Swiss backing for licensed metallic ink system
In order to strengthen its color management services, Ciba Speciality Chemicals of Basel, Switzerland, has acquired a majority share in MetalFX Technology of Guisely, near Leeds, UK. Launched four years ago, the MetalFX system is based on metallic shade reference books and special kits. It is licensed to printers, ink makers, paper makers, and color management specialists covering many commercial and packaging applications. The software based swatch books allow users to create thousands of metallic effects in a single pass on a five-color press simply by using CMYK process inks plus a MetalFX base color. Designers can use the system to incorporate customized metallic shades in their designs and help brand owners to differentiate products.

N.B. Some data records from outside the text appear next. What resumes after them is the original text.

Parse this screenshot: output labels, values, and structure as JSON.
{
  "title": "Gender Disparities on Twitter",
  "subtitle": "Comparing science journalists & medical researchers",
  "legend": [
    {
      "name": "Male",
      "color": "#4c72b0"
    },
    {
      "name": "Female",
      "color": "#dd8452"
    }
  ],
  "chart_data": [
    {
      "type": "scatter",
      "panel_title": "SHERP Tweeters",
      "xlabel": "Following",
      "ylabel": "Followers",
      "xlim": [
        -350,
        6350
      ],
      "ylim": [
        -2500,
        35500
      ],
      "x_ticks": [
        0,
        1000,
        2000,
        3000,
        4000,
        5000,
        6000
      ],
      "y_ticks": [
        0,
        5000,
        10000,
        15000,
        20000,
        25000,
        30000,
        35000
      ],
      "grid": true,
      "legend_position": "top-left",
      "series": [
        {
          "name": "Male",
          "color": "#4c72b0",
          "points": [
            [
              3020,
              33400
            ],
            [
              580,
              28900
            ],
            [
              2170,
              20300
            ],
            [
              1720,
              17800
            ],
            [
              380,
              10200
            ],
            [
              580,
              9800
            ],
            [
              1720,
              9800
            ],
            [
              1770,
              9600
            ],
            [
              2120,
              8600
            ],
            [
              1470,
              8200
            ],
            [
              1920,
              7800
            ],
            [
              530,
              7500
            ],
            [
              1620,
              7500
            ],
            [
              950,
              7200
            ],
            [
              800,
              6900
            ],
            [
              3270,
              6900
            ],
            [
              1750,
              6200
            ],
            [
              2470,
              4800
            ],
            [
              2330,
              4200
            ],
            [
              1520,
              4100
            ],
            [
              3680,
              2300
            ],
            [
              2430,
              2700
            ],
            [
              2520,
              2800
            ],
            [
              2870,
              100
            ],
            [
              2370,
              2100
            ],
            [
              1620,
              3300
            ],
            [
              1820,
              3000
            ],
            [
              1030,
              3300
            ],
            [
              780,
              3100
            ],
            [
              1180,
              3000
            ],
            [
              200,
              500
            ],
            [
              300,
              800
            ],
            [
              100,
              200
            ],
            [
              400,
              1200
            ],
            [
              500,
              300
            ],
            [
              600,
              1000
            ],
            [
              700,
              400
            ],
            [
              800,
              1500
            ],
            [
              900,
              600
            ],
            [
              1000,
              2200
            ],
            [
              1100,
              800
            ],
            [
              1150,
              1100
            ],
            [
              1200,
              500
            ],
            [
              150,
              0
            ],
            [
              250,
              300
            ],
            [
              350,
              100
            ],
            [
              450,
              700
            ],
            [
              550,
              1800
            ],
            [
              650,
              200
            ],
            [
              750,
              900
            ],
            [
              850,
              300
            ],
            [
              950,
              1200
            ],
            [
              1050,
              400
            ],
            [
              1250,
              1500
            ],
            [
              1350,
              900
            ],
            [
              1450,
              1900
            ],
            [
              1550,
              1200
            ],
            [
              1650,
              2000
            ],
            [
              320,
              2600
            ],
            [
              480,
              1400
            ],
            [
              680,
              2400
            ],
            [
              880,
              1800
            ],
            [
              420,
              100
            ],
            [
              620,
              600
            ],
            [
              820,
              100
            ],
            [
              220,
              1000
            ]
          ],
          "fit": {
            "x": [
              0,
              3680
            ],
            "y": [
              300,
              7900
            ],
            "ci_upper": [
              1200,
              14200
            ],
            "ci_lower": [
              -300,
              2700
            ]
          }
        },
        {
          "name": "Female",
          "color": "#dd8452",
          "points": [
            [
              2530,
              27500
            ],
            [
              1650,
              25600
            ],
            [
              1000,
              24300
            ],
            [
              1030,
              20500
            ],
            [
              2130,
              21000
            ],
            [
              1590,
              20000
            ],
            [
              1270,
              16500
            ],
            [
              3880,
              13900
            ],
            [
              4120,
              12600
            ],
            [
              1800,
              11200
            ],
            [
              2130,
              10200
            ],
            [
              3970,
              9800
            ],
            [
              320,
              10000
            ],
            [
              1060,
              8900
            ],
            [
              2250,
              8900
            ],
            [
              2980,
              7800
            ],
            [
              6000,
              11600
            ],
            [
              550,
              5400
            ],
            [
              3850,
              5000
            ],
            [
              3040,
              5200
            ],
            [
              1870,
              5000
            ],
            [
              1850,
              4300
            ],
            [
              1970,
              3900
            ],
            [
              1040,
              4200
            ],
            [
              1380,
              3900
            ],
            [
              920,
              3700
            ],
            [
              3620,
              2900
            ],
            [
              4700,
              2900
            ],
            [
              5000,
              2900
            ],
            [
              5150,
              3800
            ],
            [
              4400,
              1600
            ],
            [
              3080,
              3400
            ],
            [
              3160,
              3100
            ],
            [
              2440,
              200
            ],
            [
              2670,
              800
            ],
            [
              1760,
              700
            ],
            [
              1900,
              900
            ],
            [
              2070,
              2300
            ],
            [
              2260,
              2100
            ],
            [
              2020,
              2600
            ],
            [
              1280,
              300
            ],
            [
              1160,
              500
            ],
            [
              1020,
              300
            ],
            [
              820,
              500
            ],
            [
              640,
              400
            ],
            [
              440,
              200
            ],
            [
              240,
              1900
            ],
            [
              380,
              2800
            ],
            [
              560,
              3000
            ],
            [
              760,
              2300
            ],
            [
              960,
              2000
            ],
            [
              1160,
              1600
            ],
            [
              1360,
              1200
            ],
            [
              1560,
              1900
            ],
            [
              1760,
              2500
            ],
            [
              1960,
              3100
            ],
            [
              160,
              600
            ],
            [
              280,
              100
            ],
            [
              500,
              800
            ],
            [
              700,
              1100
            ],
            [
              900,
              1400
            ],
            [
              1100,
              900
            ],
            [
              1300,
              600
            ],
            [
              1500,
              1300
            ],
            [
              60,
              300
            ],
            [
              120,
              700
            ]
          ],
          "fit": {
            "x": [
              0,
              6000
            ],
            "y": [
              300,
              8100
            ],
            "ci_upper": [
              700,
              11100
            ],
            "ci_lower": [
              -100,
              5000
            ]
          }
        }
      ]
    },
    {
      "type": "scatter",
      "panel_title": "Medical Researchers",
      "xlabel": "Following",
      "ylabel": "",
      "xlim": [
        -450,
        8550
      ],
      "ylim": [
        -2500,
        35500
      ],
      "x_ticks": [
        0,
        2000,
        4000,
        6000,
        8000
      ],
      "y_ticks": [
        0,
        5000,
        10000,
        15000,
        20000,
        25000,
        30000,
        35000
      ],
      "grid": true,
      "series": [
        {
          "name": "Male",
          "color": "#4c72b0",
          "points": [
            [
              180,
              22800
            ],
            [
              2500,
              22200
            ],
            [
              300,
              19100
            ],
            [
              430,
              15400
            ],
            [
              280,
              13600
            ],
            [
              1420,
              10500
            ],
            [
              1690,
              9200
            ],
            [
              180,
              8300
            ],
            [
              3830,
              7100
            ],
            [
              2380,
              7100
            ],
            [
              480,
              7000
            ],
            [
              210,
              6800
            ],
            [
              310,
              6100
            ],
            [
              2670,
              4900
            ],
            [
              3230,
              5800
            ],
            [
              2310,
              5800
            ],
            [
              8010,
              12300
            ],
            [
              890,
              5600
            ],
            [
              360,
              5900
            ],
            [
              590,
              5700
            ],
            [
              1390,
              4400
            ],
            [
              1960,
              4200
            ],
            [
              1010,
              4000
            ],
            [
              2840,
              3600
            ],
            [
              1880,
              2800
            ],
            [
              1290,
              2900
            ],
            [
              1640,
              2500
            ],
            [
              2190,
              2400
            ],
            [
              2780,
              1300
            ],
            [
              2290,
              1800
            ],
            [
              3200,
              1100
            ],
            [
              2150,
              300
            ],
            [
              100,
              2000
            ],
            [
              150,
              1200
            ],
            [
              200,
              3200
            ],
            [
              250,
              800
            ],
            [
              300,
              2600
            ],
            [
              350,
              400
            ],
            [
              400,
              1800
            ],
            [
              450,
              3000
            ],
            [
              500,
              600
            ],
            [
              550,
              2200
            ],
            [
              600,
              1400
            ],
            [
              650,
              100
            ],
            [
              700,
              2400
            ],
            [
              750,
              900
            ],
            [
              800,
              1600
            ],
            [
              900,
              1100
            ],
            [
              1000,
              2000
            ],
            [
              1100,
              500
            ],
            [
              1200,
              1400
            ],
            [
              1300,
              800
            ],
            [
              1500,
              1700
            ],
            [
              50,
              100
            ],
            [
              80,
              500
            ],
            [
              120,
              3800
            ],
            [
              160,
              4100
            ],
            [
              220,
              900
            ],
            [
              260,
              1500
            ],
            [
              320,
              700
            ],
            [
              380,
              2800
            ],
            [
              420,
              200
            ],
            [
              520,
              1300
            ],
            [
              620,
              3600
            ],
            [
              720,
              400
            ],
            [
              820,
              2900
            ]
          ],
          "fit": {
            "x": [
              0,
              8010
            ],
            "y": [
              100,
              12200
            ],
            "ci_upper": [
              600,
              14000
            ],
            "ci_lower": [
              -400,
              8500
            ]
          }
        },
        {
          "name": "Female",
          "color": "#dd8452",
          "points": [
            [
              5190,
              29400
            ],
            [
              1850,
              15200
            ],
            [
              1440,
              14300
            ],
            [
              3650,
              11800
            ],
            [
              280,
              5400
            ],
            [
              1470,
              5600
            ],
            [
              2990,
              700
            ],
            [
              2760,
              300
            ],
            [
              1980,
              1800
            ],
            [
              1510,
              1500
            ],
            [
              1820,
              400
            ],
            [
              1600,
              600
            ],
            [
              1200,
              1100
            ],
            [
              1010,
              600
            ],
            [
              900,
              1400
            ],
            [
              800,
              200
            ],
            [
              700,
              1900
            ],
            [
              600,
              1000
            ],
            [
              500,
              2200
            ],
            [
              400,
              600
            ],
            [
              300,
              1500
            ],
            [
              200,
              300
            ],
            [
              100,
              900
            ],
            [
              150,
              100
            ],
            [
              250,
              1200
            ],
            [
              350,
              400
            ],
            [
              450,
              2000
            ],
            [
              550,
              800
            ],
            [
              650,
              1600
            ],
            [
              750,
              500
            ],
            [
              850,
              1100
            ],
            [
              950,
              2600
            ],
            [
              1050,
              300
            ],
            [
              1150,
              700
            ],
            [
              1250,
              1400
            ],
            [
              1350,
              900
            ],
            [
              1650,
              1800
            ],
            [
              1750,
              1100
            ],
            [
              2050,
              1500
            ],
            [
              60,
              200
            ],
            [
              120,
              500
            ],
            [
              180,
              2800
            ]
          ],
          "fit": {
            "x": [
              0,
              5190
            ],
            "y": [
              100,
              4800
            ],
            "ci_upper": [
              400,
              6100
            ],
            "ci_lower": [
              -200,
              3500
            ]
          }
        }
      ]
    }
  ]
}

“The MetalFX concept greatly increases the creative scope of print and has proven to be a highly profitable asset to its users,” said Sonia Megert Marshall, global head of Ciba Color Services. “All involved in the color process — from designer to ink manufacturer to printer — will now be able to benefit from opportunities through synergies between the MetalFX concept and our color management solutions, technical expertise and global reach.”
MetalFX Technology will continue to operate independently and Andrew Ainge, managing director, remains as head of the company.